Following the arrest, three senior Kyrgyzstan-based Kumtor managers fled the country, fearing Kyrgyz prosecutors would, in the words of one local Kumtor executive, detain them on “fake charges.” A Centerra spokesman in Toronto confirmed that the company has also forbidden several senior managers to travel to Kyrgyzstan in light of the criminal case.
“This is holding up all the negotiations,” said the Bishkek-based Kumtor executive.
Otorbaev, the prime minister, confirmed the criminal case is delaying negotiations. The two parties “are negotiating over the web, telephone, Skype, so it takes longer. But by the end of this year, we are going to present to parliament the draft of the agreement we have with Centerra.”
The chairman of a local mining union has estimated that, by then, the restructuring delays will have cost Kyrgyzstan $65 million in potential revenue.
Meanwhile, leading nationalist lawmaker Omurbek Tekebayev has renewed his push to have the state expropriate the mine. A senior government mining official in Bishkek says that Tekebayev is politicizing the issue with an eye on elections next fall: “Without the deal, it will be a catastrophe. It will set the country back 25 years.”
Tekebayev did not respond to requests for comment on November 19.

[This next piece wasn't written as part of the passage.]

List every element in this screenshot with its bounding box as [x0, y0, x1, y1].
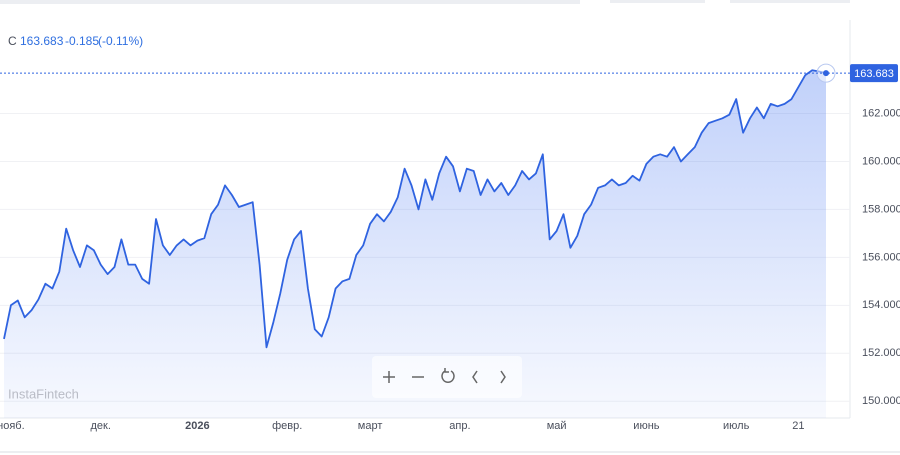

The prime minister called the Kumtor negotiations “very politicized,” but argued that Kyrgyzstan is learning from the process. “Our electorate, our public, our people understand more and more what Kumtor means to the country: jobs, taxes, additional resources, the investment climate. People are not like animals that listen only to a few politicians,” Otorbaev said.

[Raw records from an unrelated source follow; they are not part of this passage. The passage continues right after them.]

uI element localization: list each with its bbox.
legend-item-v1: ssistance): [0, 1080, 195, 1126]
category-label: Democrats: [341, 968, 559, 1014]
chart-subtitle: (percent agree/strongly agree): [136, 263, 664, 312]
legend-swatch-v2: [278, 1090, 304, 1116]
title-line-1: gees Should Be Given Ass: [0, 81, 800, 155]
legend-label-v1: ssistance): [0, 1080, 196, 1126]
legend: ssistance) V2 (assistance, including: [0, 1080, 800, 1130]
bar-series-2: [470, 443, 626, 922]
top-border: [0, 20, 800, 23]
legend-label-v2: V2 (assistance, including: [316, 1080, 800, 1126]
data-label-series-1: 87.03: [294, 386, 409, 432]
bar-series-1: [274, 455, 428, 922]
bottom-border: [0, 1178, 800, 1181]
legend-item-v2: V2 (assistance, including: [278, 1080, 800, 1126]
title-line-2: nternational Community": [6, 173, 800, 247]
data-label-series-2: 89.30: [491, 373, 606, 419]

Still, business executives are exasperated the government has not done more to put the Stans suit and myriad other ongoing arbitration suits to bed. One Bishkek-based executive recalled trying to explain to President Almazbek Atambayev why the arbitration cases are hurting investment: “He didn’t seem to understand why this is important,” the executive said.
In an indicator of the depth of pessimism in business circles in Bishkek, several executives said they long for governance at least as efficient as that in Russia, a country that many entrepreneurs often call lawless.
Without a Kumtor deal, it is hard to imagine Kyrgyzstan being able to repair its tattered investment image anytime soon. Officials are preparing to auction another high-profile gold deposit, Jerooy. But a tender failed last year, most likely because a Kazakh company is suing Kyrgyzstan for $400 million to return the license it says was unjustly canceled in 2010.
David Trilling is EurasiaNet's Central Asia editor.